Friday, July 26, 2019

The Clinton Crime Family, Russian Agents and Bots, and Twitter Run Amok

Once more unto the rabbit hole, dear friends, once more...

With apologies to Bill Shakespeare



On Wednesday former Special Prosecutor, Robert Mueller testified in front of two different congressional committees. The talking heads and their analysts on MSNBC promised he would provide revelations which would shock and appall even the staunchest of Trump fanatics.

Although that wasn't what happened--FOX claimed the appearance was a disaster for democrats--Mueller's dead pan presentation, painted the portrait of a presidential campaign willing to accept whatever Russian aid it could get, then a chief executive who has gone to huge lengths to cover it up. In fact, according to Mueller's most assertive testimony, despite two plus years of presidential denials, the Russians had done everything they could to interfere with the 2016 election in order to get Trump into the Oval Office. In addition, at one point, Mr. Mueller went so far as to say the President of the United States could be indicted by the DOJ once he is no longer running it and the country.

It was hardly, as Dandy Don Trump likes to say, complete exoneration.

On Thursday morning, as dueling panelist claimed Mueller had confirmed exactly what they believed before he testified, it was reported, Jefferey Epstein had been found semi-conscious in his Manhattan jail cell. The news was vague. He had been discovered sometime in the previous 48 hours, but the information had been held back for reasons unknown.

There were marks on his neck, although the damage was not serious. Speculation was all over the place. Epstein either tried to hang himself, was attacked, or faked the whole thing to land himself in more, let's say, pleasant circumstances. He currently remains in the joint on suicide watch.

One article on the internet indicated Mr. Epstein, who is looking at least 45 years, was absolutely shocked a federal judge had denied him bail, despite his offer to put up $559 million in collateral. Another said an inmate in Epstein's unit had been questioned, but vehemently denied having anything to do with the injuries. We are friendly, the former cop charged with multiple murders said.

By Thursday afternoon it became obvious scores of people on social media had taken what was left of that brown acid which proved so foul at Woodstock 50 years ago. On Twitter, #ClintonBodyCount and #EpsteinSuicide began trending.
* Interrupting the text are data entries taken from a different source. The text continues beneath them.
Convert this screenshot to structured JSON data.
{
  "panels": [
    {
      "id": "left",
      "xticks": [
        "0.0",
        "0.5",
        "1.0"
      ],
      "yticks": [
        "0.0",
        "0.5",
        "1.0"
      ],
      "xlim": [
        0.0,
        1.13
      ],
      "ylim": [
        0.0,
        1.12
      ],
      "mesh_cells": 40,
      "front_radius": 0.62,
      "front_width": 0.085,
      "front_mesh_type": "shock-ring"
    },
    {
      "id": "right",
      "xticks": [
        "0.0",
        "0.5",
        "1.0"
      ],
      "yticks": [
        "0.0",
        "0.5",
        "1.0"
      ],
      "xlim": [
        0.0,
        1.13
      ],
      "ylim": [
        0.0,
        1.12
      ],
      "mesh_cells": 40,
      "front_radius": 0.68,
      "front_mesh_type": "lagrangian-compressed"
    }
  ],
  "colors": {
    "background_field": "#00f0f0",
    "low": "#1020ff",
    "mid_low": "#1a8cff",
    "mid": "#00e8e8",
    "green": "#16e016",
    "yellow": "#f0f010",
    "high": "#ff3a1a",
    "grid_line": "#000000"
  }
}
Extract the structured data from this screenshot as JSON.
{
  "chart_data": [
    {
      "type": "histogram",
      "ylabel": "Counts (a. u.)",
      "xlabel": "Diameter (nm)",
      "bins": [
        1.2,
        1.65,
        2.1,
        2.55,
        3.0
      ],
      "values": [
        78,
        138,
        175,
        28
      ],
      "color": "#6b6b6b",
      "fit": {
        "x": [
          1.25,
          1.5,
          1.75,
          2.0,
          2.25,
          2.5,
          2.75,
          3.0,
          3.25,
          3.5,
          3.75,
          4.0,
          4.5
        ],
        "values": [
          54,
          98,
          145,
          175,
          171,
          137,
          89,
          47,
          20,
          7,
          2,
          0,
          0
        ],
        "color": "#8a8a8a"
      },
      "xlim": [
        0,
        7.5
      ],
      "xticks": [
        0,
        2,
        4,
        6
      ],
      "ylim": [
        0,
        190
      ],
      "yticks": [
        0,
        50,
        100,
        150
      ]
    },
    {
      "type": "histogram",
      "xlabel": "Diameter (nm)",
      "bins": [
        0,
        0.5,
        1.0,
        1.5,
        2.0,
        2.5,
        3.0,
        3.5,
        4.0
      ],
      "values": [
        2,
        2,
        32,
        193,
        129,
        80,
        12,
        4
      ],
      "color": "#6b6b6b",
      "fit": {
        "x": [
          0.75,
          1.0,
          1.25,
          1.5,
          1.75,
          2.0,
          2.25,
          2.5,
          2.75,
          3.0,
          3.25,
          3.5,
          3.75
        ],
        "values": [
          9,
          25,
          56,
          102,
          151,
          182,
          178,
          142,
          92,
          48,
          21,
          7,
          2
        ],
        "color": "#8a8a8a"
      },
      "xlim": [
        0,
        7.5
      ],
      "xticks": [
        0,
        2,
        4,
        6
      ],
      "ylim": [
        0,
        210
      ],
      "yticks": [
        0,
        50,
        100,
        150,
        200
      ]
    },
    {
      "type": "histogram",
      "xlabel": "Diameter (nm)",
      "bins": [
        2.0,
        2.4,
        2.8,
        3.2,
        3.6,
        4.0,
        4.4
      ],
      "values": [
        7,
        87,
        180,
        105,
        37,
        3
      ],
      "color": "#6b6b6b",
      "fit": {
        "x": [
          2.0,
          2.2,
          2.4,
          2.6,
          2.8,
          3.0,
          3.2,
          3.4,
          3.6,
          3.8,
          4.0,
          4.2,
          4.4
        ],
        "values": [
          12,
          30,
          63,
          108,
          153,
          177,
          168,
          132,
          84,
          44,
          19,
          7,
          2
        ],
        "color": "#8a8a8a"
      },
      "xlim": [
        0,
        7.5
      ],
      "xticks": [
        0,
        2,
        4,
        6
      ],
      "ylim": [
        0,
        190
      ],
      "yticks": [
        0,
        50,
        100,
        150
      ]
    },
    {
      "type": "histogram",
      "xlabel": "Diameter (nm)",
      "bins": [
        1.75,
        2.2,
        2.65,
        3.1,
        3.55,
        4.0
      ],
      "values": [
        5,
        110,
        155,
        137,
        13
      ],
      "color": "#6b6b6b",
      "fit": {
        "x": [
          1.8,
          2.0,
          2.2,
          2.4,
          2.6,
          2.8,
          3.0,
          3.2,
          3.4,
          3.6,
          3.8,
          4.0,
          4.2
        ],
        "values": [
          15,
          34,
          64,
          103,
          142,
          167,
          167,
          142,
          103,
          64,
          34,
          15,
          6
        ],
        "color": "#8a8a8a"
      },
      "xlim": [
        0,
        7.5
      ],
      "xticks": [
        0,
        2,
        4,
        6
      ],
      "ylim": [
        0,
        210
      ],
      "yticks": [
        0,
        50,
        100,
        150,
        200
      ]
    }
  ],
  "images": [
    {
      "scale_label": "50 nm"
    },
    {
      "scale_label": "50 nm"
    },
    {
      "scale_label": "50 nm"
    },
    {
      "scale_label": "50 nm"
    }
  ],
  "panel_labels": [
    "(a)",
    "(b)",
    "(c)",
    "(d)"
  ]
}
An updated list of people supposedly murdered by the Clinton, "crime family," began to circulate. The names ran the gamut from Vince Foster, to John F. Kennedy Jr. and DNC staffer, Seth Rich. The original list was compiled by Indiana attorney Linda Thompson who later proved her extreme stability by committing suicide in 2009. Others tweeted Epstein would be offed by the Clintons long before he ever reached a court room because of what he knows. Why Bill and Hillary missed him this time around went unexplained.

The other side struck back immediately. They alleged most, if not all, the Clinton conspiracy posts were being generated by Russian agents and, "bots," hell bent on diverting the American public's attention away from the damning testimony of Bob Mueller. In other words, the conspiracy theorists were, in truth, a conspiracy.

Actually some of them might have been since more than a couple of the anti Clinton posters went out of their way to say liberals are ignoring the facts because of, "Russiaphobia." It is a term one doesn't normally associate with your average ultra right wing wanker tweeting out of a den in Broken Arrow, OK.

Even our old pal, Alex Jones got involved. He posted elsewhere the Achilles' heel of The Deep State, which he maintains, Jefferey Epstein is a part of, is its members insatiable lust for pedophilia.

Yes, it was weird to the nth degree. Epstein was, depending on who you read, either targeted for murder by The Deep State, or an integral part of it. By the time the angry back and forth slowed the only thing missing was the unmistakable thumb print of ancient aliens.

Luckily America has the collective attention span of a five year old on a sugar rush. Today on Twitter, the hysteria has subsided and exchanges have returned to the normal level of political vitriol, reserved for those of us not convinced Bill and Hillary run a 21st century version of Murder Incorporated.

Buy hey, there is always tomorrow and as we know, the future is fertile ground for mass insanity. At least it has been ever since the internet was born. Think not? Just look at what transpired yesterday.